At the beginning of June, IVA’s Electricity Crossroads project presented a special study on inertia. Inertia is crucial for a stable electricity system. But most people are unfamiliar with the concept. Historically, Sweden’s electricity production has been dominated by hydropower plants and nuclear reactors. In electricity   production, mechanical energy is converted into electric energy in generators. Stored in the rotating parts of the generators are large amounts of mechanical kinetic energy – also called inertia. In the case of significant disruptions in the electricity system, for example when a nuclear reactor is shut down, the stored energy (inertia) is used to ensure, within a split second, that production and consumption remain in balance.

Solar cells and wind turbines are not constructed in the same way and do not contribute inertia to the system. Now that our nuclear power reactors are being decommissioned and replaced by wind turbines and other power sources, the total inertia in the system is declining and the ability of the system to handle disruptions is thereby also being reduced.

“Sometimes it seems like many people think the electricity system can be adapted to any changes that happen without it affecting delivery reliability. But the electricity system is very complex and a number of functions in the system, such as inertia, have a very substantial impact on how robust the system is.”

Up to now there has been a good amount of inertia in the Swedish and Nordic systems. But according to Svenska Kraftnät’s assessment the situation could be unacceptable by 2025 if nothing is done about it.

“The worst case scenario is that a decline in production will result in power cuts and parts of the grid going dark,” says Ulf Moberg.

There is no simple solution to this problem. Some are hoping to be able to equip wind turbines with special electronics to created so-called synthetic inertia. Handling large fluctuations by simply stopping production is another possibility.

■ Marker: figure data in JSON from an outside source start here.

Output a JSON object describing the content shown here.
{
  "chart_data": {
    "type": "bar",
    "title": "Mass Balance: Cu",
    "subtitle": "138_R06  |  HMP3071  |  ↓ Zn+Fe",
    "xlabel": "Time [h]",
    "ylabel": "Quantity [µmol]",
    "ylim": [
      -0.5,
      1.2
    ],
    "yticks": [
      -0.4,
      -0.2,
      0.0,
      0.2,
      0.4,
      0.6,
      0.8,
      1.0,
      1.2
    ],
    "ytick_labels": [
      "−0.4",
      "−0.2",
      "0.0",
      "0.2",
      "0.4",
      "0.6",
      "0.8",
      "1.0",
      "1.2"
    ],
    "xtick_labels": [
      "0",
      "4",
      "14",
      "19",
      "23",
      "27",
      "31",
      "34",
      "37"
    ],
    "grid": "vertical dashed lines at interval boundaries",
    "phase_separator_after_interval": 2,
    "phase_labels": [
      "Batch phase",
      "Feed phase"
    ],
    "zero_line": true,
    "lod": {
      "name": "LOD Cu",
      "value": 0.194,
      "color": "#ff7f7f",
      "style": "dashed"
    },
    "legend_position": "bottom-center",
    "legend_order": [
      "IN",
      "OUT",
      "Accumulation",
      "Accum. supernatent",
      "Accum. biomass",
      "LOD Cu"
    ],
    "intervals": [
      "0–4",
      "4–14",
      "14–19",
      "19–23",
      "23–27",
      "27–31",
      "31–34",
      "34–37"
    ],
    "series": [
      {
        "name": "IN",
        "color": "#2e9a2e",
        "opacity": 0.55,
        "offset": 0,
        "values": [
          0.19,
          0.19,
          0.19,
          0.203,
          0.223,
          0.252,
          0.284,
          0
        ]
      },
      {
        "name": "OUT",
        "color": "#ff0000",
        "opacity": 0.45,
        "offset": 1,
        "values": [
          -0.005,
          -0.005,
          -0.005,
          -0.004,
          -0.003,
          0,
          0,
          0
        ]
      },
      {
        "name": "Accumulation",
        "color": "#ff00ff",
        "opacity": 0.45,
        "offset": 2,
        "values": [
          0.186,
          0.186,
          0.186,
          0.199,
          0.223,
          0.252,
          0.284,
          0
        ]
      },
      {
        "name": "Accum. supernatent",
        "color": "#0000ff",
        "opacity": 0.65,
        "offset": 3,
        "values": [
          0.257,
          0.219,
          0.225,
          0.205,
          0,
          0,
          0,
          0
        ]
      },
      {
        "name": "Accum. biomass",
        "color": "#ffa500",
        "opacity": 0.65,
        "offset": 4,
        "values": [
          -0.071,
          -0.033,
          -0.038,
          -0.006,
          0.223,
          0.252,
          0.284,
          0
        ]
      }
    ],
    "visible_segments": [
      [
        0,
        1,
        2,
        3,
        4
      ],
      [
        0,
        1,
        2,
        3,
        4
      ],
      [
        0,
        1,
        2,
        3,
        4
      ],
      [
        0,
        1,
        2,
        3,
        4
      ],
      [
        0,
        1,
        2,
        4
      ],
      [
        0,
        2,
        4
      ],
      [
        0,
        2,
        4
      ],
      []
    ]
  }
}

“Many are arguing in favour of various methods to replace physical inertia. Right now I do not see any satisfactory solution. But we will be forced to take action to ensure operational reliability,” says Ulf Moberg.

In recent years, Svenska Kraftnät has been focusing on drawing attention to the importance of inertia as one of several contributing factors in a reliable electricity system – now and in the future. Despite the technical nature of the issue, Ulf Moberg believes that the efforts are bearing fruit.

“We have tried to teach people about it and I’m hearing more politicians talk about inertia today than just a few years ago. I think the importance is beginning to sink in.”